La resolución de acusación causó ejecutoria  el  17  de  julio  de  2007.  Contados  desde entonces los 6 años y 8 meses del  término  prescriptivo,  se  establece  que no se han cumplido, y por tanto, que  las  alegaciones referidas a que la sentencia del tribunal desconoció el debido  proceso  porque  se  dictó  hallándose  prescrita la acción penal y cuando el  Estado   había   ya  perdido  la  potestad  jurisdiccional  para  continuar  el  juzgamiento, carecen de fundamento.     

Visto, entonces, que el casacionista no logra  persuadir  a  la  Corte  de  la  necesidad  de  su  intervención  para proteger  garantías  fundamentales  o  desarrollar  la  jurisprudencia, se inadmitirá la  demanda  y  se  ordenará  devolver  el  proceso  a  la  oficina  de  origen, no  advirtiendo  violaciones a las garantías fundamentales que la Corte esté en el  deber de proteger de manera oficiosa.   

En mérito de lo expuesto, LA CORTE SUPREMA DE  JUSTICIA, SALA DE CASACIÓN PENAL,   

RESUELVE  

Inadmitir  la demanda de casación presentada  por   el   defensor   de   NEHIL  DE  JESÚS  SÁNCHEZ  DUQUE.     

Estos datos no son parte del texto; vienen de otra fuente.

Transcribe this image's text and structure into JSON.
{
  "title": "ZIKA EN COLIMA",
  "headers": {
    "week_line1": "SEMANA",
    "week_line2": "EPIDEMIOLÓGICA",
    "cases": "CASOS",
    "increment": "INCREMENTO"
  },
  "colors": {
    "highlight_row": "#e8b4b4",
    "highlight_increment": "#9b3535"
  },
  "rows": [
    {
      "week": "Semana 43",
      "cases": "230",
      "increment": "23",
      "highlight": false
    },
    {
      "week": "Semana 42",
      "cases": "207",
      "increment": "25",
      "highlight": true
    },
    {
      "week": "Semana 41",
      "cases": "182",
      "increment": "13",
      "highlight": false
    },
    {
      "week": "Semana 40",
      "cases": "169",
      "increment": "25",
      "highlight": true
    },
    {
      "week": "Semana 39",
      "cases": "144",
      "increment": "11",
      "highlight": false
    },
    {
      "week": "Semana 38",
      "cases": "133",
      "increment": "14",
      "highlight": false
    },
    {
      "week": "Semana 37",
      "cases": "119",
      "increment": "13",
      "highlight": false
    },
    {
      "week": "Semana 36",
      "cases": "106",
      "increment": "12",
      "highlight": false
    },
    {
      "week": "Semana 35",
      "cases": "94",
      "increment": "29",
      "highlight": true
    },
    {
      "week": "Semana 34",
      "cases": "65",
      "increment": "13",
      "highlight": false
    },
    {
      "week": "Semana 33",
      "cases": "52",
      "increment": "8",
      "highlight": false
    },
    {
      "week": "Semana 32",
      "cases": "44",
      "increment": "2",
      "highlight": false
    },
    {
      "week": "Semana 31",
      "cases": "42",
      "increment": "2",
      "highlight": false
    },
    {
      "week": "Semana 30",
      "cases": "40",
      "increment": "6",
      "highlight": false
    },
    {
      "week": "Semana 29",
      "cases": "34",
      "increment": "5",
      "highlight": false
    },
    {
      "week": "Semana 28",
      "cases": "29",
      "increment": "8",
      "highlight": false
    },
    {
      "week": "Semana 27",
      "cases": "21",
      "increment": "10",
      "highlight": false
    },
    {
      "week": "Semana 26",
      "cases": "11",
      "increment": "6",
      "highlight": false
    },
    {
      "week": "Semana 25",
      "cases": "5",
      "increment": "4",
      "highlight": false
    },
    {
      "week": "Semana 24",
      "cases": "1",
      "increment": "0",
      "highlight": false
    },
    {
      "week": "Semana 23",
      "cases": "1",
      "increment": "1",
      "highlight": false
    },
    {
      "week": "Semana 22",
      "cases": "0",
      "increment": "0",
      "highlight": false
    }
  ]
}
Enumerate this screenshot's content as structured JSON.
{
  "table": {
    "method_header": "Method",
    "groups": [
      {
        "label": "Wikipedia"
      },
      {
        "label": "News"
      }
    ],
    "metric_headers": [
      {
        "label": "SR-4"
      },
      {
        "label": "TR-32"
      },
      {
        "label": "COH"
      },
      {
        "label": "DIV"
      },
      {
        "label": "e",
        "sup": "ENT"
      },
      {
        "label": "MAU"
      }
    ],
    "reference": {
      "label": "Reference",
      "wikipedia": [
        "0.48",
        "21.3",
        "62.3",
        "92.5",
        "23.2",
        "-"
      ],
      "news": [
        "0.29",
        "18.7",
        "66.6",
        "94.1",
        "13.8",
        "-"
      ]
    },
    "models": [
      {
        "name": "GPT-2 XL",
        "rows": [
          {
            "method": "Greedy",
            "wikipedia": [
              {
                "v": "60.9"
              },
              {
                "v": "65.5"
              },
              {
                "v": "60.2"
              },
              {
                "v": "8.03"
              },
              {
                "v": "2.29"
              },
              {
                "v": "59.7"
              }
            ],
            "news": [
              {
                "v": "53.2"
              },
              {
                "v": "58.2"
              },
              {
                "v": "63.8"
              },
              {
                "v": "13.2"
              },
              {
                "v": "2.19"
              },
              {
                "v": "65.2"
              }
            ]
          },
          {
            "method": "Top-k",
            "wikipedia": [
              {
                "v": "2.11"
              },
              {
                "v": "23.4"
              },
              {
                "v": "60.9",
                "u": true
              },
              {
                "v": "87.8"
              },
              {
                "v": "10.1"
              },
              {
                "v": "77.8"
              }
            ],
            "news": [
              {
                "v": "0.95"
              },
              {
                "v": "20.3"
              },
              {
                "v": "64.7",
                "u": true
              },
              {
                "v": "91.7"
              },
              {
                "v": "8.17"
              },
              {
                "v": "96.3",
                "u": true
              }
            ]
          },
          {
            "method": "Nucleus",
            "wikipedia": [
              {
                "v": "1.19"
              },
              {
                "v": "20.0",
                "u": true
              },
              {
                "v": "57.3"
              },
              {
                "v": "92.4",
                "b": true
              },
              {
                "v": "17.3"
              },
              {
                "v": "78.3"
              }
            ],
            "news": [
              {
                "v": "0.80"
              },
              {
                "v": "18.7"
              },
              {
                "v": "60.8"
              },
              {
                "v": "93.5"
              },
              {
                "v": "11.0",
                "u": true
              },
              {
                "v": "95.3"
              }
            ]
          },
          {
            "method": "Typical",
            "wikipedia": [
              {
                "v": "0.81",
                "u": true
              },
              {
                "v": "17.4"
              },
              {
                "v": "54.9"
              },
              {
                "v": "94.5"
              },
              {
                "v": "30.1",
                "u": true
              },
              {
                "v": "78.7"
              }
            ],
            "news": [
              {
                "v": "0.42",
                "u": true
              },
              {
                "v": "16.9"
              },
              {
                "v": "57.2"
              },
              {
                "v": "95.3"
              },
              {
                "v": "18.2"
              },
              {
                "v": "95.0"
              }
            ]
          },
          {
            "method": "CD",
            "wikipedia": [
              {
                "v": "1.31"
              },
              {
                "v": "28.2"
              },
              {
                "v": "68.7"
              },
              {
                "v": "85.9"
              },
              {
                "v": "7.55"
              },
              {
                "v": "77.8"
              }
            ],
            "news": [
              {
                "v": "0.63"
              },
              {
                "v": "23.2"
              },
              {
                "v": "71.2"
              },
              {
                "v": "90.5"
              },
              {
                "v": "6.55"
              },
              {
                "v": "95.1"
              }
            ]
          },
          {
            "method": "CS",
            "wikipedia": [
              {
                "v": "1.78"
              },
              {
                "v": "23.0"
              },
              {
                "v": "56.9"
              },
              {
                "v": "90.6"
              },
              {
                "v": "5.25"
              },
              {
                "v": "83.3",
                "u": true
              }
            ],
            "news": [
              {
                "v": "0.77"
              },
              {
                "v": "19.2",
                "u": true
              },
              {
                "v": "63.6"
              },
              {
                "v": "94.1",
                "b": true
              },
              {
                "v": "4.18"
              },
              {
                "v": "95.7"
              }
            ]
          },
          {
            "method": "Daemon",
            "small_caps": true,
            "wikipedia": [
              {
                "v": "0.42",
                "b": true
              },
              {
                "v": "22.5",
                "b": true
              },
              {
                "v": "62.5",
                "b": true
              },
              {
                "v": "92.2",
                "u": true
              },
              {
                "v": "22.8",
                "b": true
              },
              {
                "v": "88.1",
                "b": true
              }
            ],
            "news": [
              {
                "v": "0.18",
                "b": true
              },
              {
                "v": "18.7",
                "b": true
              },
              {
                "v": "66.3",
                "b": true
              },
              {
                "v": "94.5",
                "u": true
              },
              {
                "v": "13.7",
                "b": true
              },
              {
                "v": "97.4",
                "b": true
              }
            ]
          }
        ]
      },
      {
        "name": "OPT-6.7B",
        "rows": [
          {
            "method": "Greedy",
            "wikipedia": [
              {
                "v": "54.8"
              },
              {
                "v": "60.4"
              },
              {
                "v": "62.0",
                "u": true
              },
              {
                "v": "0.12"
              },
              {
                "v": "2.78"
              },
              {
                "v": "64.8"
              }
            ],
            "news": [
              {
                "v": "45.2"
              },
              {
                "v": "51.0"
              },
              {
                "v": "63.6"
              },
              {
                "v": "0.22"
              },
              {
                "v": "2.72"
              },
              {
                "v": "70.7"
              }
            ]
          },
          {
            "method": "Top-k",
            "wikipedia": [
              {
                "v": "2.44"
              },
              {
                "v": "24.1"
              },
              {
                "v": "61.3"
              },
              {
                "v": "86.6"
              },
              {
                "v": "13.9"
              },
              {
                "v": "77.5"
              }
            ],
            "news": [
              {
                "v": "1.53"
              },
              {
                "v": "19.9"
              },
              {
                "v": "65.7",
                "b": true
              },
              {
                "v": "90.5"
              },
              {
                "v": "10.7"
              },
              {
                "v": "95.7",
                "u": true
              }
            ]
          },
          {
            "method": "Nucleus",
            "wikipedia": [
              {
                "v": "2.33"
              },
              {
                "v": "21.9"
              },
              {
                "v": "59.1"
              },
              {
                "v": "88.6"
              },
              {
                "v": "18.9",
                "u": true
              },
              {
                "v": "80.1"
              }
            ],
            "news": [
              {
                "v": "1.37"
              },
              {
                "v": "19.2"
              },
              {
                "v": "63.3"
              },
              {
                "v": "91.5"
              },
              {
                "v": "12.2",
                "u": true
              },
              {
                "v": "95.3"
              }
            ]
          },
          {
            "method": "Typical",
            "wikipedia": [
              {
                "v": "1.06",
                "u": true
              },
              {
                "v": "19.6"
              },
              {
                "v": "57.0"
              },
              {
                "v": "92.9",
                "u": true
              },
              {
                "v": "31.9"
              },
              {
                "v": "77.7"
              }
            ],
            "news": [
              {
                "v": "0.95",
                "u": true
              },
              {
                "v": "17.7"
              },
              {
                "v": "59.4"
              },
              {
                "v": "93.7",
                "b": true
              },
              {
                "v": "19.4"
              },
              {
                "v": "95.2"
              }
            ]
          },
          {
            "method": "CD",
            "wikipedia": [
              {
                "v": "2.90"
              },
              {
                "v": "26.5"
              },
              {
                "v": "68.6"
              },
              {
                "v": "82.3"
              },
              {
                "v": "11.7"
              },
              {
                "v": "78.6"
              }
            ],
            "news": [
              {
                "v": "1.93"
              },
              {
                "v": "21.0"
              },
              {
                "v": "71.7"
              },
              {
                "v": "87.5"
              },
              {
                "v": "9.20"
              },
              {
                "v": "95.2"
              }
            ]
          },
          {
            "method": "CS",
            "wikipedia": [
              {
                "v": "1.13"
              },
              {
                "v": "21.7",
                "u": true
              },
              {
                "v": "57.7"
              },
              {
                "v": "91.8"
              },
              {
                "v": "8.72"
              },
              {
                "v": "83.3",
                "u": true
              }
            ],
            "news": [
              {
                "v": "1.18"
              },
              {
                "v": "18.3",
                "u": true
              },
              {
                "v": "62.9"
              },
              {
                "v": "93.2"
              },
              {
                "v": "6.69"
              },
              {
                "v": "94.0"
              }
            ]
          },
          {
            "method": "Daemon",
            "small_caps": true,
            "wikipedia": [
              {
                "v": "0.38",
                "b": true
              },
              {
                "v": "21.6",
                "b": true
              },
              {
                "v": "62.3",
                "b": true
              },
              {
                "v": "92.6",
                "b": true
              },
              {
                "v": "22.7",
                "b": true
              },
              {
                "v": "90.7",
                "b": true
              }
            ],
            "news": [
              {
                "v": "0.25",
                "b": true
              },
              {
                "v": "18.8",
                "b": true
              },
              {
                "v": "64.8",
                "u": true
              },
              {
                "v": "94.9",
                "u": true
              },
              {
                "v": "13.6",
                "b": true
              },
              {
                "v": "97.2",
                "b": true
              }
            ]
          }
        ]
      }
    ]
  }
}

Contra  esta  decisión no proceden recursos.   

NOTIFÍQUESE Y CÚMPLASE.  

JOSÉ LEONIDAS BUSTOS MARTÍNEZ  

JOSÉ        LUIS       BARCELÓ  CAMACHO                      FERNANDO                              ALBERTO                             CASTRO  CABALLERO                               

EUGENIO          FERNÁNDEZ  CARLIER                     MARÍA                   DEL                  ROSARIO                  GONZÁLEZ  MUÑOZ            

GUSTAVO       ENRIQUE       MALO  FERNÁNDEZ           LUIS     GUILLERMO    SALAZAR  OTERO                                      

                                                                                                         

                                                          

                                                       JAVIER ZAPATA  ORTIZ                           

                                                      Nubia Yolanda Nova García   

                                            Secretaria   

    

1  Folios 70, 84-92, 196-205, 220-228 del cuaderno original 1.   

2  Folios 421-448 del cuaderno original 2.   

3  Folios 472-484 ídem.   

4 C. S.  J., Segunda Instancia 13774, auto de 7 de diciembre de 2001.   

5 C. S.  J.,  Casación  20673,  fallo  de  25  de  agosto  de 2004. En el mismo sentido:  Segunda  Instancia  15131,  auto  de  27 de septiembre de 2002. Única Instancia  17765,  sentencia  de  17  de  septiembre de 2003. Casación 35919, auto de 6 de  marzo  de  2013.  Revisión  40079,  auto  de  22 de marzo de 2013, entre muchas  otras.    

6  Ídem.   

7  Artículos 80 y 86 del   

Decreto  100  de  1980 y  83 y 86 de la Ley 599 de  2000.